Perhaps Father’s Day
we can forgive the ways men have mistakenly tried to do what was right.
Perhaps Father’s Day
is an opportunity to appreciate our fathers and forefathers and pioneers.
Perhaps Father’s day
we can remember to give men a rest each day and time to get away.
Loving
Our Men and Boys,
Betty
Lue
You
may value reading this with a new look at what our egoic personalities have
learned to do.
No
need to agree, because it may not represent you and your experience. ( but many
do!)
What
Men and Women Really Want
This
describes our egoic (learned personality) behaviors and motivations, not our
higher or spiritual nature.
Generalizations about what gender really wants are
just that –generalizations!
However
there are consistent behaviors among genders that are often misunderstood.
Sometimes
men and women simply project their intentions and emotions onto the opposite
sex.
Or
frequently there are gender stereotypes which cause misperceptions in
relationships.
Ie.
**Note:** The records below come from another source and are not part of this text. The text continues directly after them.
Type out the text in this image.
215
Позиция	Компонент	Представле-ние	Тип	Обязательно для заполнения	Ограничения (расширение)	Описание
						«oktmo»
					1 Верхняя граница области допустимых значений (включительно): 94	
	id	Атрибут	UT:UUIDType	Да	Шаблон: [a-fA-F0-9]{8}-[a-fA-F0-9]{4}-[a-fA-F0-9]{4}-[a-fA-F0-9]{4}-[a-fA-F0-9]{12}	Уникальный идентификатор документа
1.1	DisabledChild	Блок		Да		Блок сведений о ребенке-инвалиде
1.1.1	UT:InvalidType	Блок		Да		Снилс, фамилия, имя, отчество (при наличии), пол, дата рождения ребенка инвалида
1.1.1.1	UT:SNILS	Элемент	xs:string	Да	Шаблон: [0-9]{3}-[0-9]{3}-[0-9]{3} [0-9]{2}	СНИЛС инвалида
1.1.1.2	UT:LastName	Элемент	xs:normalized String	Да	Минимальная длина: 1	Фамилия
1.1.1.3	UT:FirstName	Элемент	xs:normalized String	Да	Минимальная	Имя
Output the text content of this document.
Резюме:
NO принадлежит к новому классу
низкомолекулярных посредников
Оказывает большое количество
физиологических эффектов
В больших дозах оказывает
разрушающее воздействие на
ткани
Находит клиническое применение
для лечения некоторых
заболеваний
When
a woman won’t talk, it is because she is resentful or punishing the other
person.
When men
won’t talk and withdraw, it is usually because they don’t know what to say
without exposing their emotional vulnerability and prefer to work it out
without hurting the other or themselves.
In
general….men simply want to make their woman happy.
Men are
simple.
Men try
hard to please the other after doing their “job” the best they can as protector
and provider.
Men are
confused by emotions and emotional behavior.
Men have
difficulty reading what changing emotional states and behaviors are really
saying.
Men do
their best to make it right, but have limited tools or understanding.
Men
objectify women.
Men often
are simply seeing their woman as the object of their love.
Men are
dependent on a woman.
(Men tend
to remarry within one year of losing their partner, On average for women it is
five years.)
Men use
their relationship as their north star, the compass by which they guide their
course in life.
Men need
their woman to be clear about what really matters and stay true to her word.
When the
woman changes her mind, it is frustrating, confusing and can cause depression
and distress.
Men have
learned to stay away when a woman (mother) is upset until they “know” what to
do.
Men try
hard to keep the relationship on an even keel.
Men tend
to exert all their energy in doing what they know they can do….earn money and
keep safe.
They
often use TV, internet and video games to go into the zone to undo stress and
to stay out of trouble.
In
general, criticism shuts down their energy and makes them weak, uncertain and
confused.
Men would
rather avoid fights by staying away (under the radar). ( Working or playing or
unavailable.)
Men rely
on their woman’s happiness and approval to know that they are OK, wanted and belong.
In
general…women simply want their way.
Women are
complex.
Women
please themselves by doing their job of nurturing and nourishing the whole
family.
Women
stir emotions and emotional reactions and see them as indicating love and
loyalty.
Women
project their motives onto men, not recognizing the differences.
Women do
their best to manipulate, control and convince to get their believed “right”
way.
Women
utilize men.
Women use
men to protect, provide and produce children.
Women are
independent and capable of caring for themselves, but it is less work with
willing help.
Women
oversee the big picture and plan for the future of themselves and their
families.
Women
multitask and seem to consider all elements.
Women are
best at scheduling and making future plans.
Women can
be effective assistants to men and know how to control the outcome.
Women use
their relationship as the means to get what they want: home, family, travel,
companion, etc.
Women
resent criticism and will find ways to get even, defend and attack.
Women
expect men to be like women and disrespect men’s inabilities to perform.
Women use
emotions as power, fighting to confuse the man, to win and get their way.
Women use
the man’s compliance (obedience) as the indication of his love and loyalty.
These
generalizations are based on 30+ years of observation and listening to the
genders express their unconscious and conscious motivations.